Continua la pubblicazione online del romanzo a puntate di Franco Busalacchi
il sesto capitolo qui
Cercò di allontanare i pensieri e di riposare. Era sola nella vettura e non le fu difficile entrare in sintonia con il passo del convoglio e farsi cullare dal dondolio del vagone. L’aspettava un lungo viaggio. Non aveva mai viaggiato così a lungo in treno, solo brevi spostamenti, per raggiungere vicine località estive dove le ricoverate in condizioni di essere trasportate passavano qualche giorno.

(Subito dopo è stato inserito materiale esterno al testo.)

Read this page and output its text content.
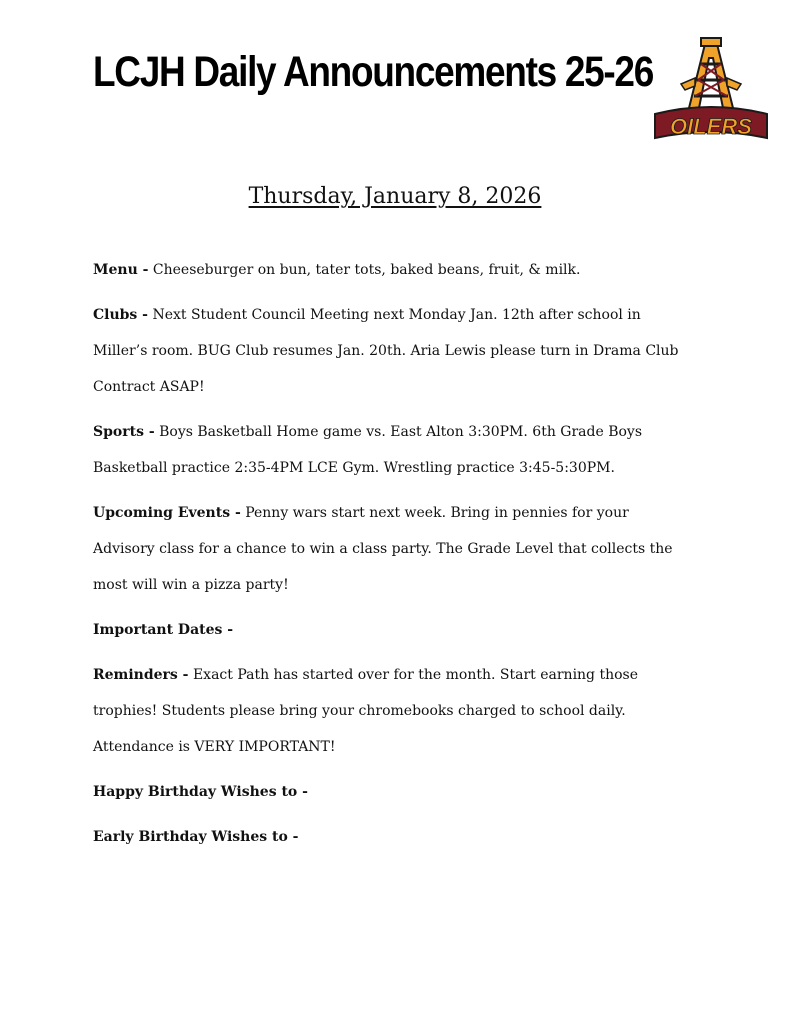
LCJH Daily Announcements 25-26
OILERS
Thursday, January 8, 2026

Menu - Cheeseburger on bun, tater tots, baked beans, fruit, & milk.

Clubs - Next Student Council Meeting next Monday Jan. 12th after school in Miller’s room. BUG Club resumes Jan. 20th. Aria Lewis please turn in Drama Club Contract ASAP!

Sports - Boys Basketball Home game vs. East Alton 3:30PM. 6th Grade Boys Basketball practice 2:35-4PM LCE Gym. Wrestling practice 3:45-5:30PM.

Upcoming Events - Penny wars start next week. Bring in pennies for your Advisory class for a chance to win a class party. The Grade Level that collects the most will win a pizza party!

Important Dates -

Reminders - Exact Path has started over for the month. Start earning those trophies! Students please bring your chromebooks charged to school daily. Attendance is VERY IMPORTANT!

Happy Birthday Wishes to -

Early Birthday Wishes to -
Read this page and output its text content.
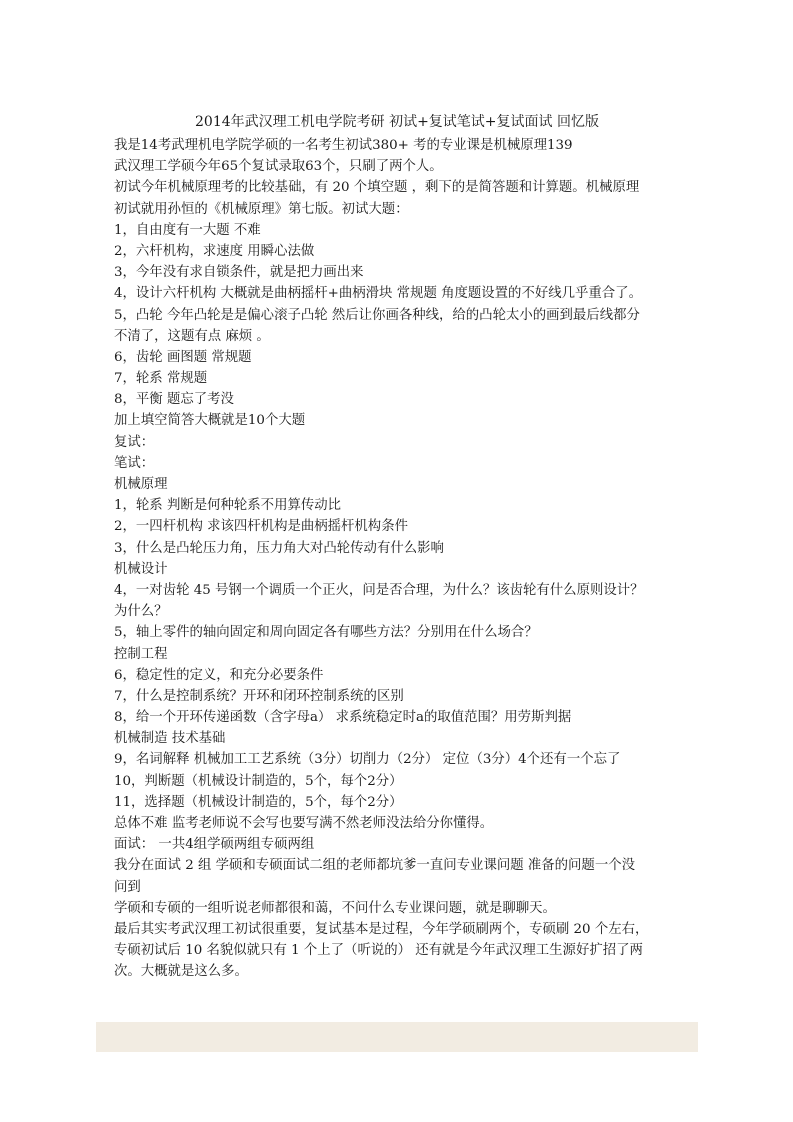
2014年武汉理工机电学院考研 初试+复试笔试+复试面试 回忆版
我是14考武理机电学院学硕的一名考生初试380+ 考的专业课是机械原理139
武汉理工学硕今年65个复试录取63个，只刷了两个人。
初试今年机械原理考的比较基础，有 20 个填空题 ，剩下的是简答题和计算题。机械原理
初试就用孙恒的《机械原理》第七版。初试大题：
1，自由度有一大题 不难
2，六杆机构，求速度 用瞬心法做
3，今年没有求自锁条件，就是把力画出来
4，设计六杆机构 大概就是曲柄摇杆+曲柄滑块 常规题 角度题设置的不好线几乎重合了。
5，凸轮 今年凸轮是是偏心滚子凸轮 然后让你画各种线，给的凸轮太小的画到最后线都分
不清了，这题有点 麻烦 。
6，齿轮 画图题 常规题
7，轮系 常规题
8，平衡 题忘了考没
加上填空简答大概就是10个大题
复试：
笔试：
机械原理
1，轮系 判断是何种轮系不用算传动比
2，一四杆机构 求该四杆机构是曲柄摇杆机构条件
3，什么是凸轮压力角，压力角大对凸轮传动有什么影响
机械设计
4，一对齿轮 45 号钢一个调质一个正火，问是否合理，为什么？该齿轮有什么原则设计？
为什么？
5，轴上零件的轴向固定和周向固定各有哪些方法？分别用在什么场合？
控制工程
6，稳定性的定义，和充分必要条件
7，什么是控制系统？开环和闭环控制系统的区别
8，给一个开环传递函数（含字母a） 求系统稳定时a的取值范围？用劳斯判据
机械制造 技术基础
9，名词解释 机械加工工艺系统（3分）切削力（2分） 定位（3分）4个还有一个忘了
10，判断题（机械设计制造的，5个，每个2分）
11，选择题（机械设计制造的，5个，每个2分）
总体不难 监考老师说不会写也要写满不然老师没法给分你懂得。
面试： 一共4组学硕两组专硕两组
我分在面试 2 组 学硕和专硕面试二组的老师都坑爹一直问专业课问题 准备的问题一个没
问到
学硕和专硕的一组听说老师都很和蔼，不问什么专业课问题，就是聊聊天。
最后其实考武汉理工初试很重要，复试基本是过程，今年学硕刷两个，专硕刷 20 个左右，
专硕初试后 10 名貌似就只有 1 个上了（听说的） 还有就是今年武汉理工生源好扩招了两
次。大概就是这么多。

Il treno si era bruscamente allontanato dalla costa e nel suo percorso si andava dirigendo verso l’interno, seguendo il fondo di una lunga valle verso sud-est, incontro ad un sole ancora basso. Un corto tappeto verde ricopriva il terreno collinoso in cui si alternavano piccoli dossi e lunghi valloncelli che finivano a ridosso dello sterrato e le cui acque venivano inghiottite dalle caditoie poste sotto la strada ferrata. Alle pendici e sui dorsi del massiccio montuoso che si avvicinava, alto e possente, erano aggrappati paesini, borghi e casaleni solitari. Dallo spiraglio di un finestrino del corridoio davanti al suo scompartimento, Eugenia respirava un’aria sottile, fresca e profumata di quel profumo che dall’erba umida risale lieve lieve e che si perde in un attimo, volando via, respinto dalla nostra assuefazione. C’erano goccioline d’acqua sul vetro, notò, che si rompevano e scendevano lungo il finestrino, rigandolo in una fitta trama, per una strana associazione la resero più attenta al paesaggio. Guardò fuori, in basso, e scoprì il fiume, il cui corso in quel tratto stava fiancheggiando la strada ferrata. Un fiume, sì, non un torrente, non uno di quei tanti fiumiciattoli che con la stagione calda mostrano senza pudore i loro letti, con le rocce bianche e levigate e il fondo asciutto e sabbioso. Un fiume che riusciva a tenere un povero filo d’acqua anche nel torrido agosto,quasi a mantenere eternamente viva con quel filo la sua storia. Era l’Imera, il fiume che dava il nome alla città dove si combatté una battaglia decisiva tra Cartagine e Siracusa per il predominio sulla Sicilia.Era il settembre del 480 A.C., lo stesso mese e forse addirittura lo stesso giorno di un’altra grande battaglia tra oriente ed occidente, quella di Salamina. Agli storici antichi piacque pensare che questi due contemporanei trionfi sui barbari non fossero frutto di una coincidenza puramente temporale ma che l’unione che tutto il mondo greco seppe realizzare per la propria sopravvivenza, comprendesse anche la Sicilia greca. Oggi, ormai lontani e distaccati dalle esagerazioni patriottiche di Erodoto e Diodoro, possiamo solo affermare che le due battaglie, anche se solo contemporanee, si iscrivono a pieno titolo tra le vicende millenarie che hanno delimitato il mondo,e che, nelle nostre vicende minime, quella dell’Imera si iscrive tra le troppe contese che nel tempo hanno impedito alla Sicilia di sentirsi una.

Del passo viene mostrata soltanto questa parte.